Thoracic Aortic Aneurysm Repair
The treatment plan for a thoracic aortic aneurysm (TAA) depends on its size, growth rate, location and your general health. If the aneurysm is small and you have no symptoms, your physician may suggest a conservative medical approach that would typically include regularly scheduled diagnostic tests to check the aneurysms size and strict monitoring of your blood pressure and diet. If your aneurysm is large enough, or if the aneurysm is growing more than 0.5 centimeter per year, your surgeon will most likely recommend surgery as your best option.
The conservative approach to treatment is typically used for aneurysms that are smaller than about two inches across.

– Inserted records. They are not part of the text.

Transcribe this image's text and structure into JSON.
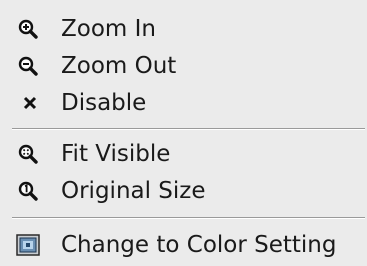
{
  "menu": {
    "items": [
      {
        "label": "Zoom In",
        "icon": "zoom-in-icon"
      },
      {
        "label": "Zoom Out",
        "icon": "zoom-out-icon"
      },
      {
        "label": "Disable",
        "icon": "close-x-icon"
      },
      {
        "label": "Fit Visible",
        "icon": "zoom-fit-icon"
      },
      {
        "label": "Original Size",
        "icon": "zoom-original-icon"
      },
      {
        "label": "Change to Color Setting",
        "icon": "color-setting-icon"
      }
    ]
  }
}
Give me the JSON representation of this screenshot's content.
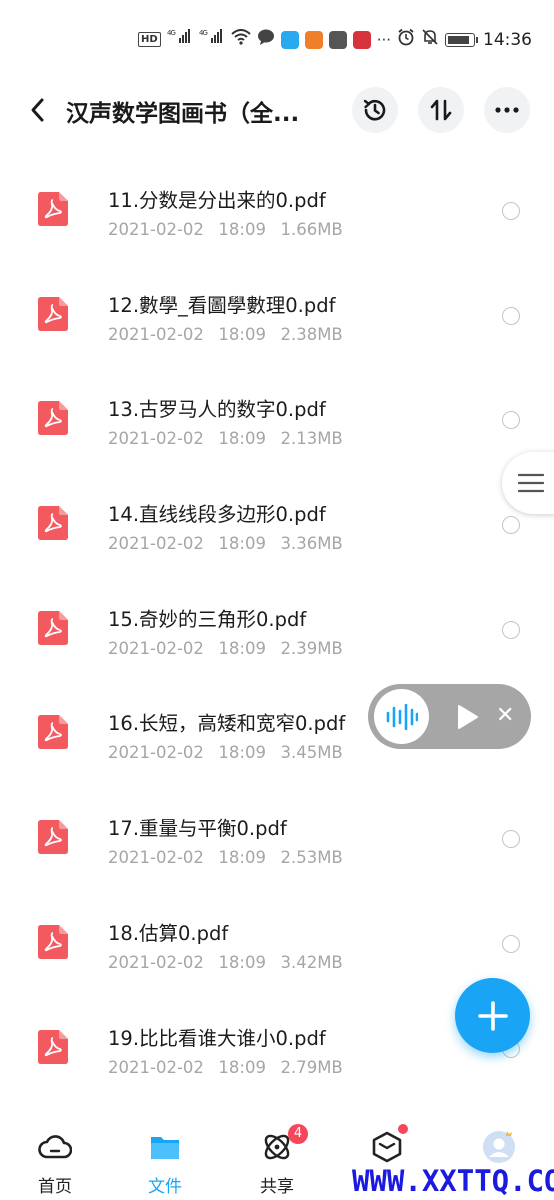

If you also have high blood pressure, your physician may prescribe blood pressure medication to lower your overall blood pressure and the pressure on the weakened area of the aneurysm.
If your TAA is large, causing symptoms, growing quickly or your health is compromised for other reasons, your surgeon may recommend active and prompt treatment to prevent rupture. If you have Marfan's syndrome, you may require active treatment sooner than patients who have small TAAs but do not have Marfan's syndrome.
The active treatments for TAA are open surgical aneurysm repair and endovascular stent-graft repair.
Open Surgical Repair
During open aneurysm repair, your surgeon makes an incision in your chest and replaces the weakened portion of your aorta with a fabric tube, called a graft. The graft is stronger than the weakened aorta and allows blood to pass through it without causing a bulge. Many patients who have a TAA also have heart disease or involvement of the aorta adjacent to the heart. For extensive or complex thoracic aneurysms, sometimes heart surgery is required at the same time as open aneurysm repair depending upon the particular situation.
The operation, including the incision that is made, depends on the location of the aneurysm. If the aneurysm is close to the aortic valve, an incision in the front of the chest such as a median sternotomy may be used. If the aneurysm is close to the valve, the aortic valve may have to be repaired or replaced. Surgery on the aortic arch is usually done from the front as well. If the aneurysm involves the descending thoracic aorta, which lies in the left chest, or the thoracic abdominal aorta, an incision on the left side of the chest will likely be required. If the aneurysm is confined to the abdomen, then an incision either in the abdomen, or on the side or flank may be used.
Following the surgery, you may stay in the hospital for five to 10 days. If your aneurysm is extensive or complex, or if you have other conditions such as heart, lung or kidney disease, you may require two to three months for a complete recovery.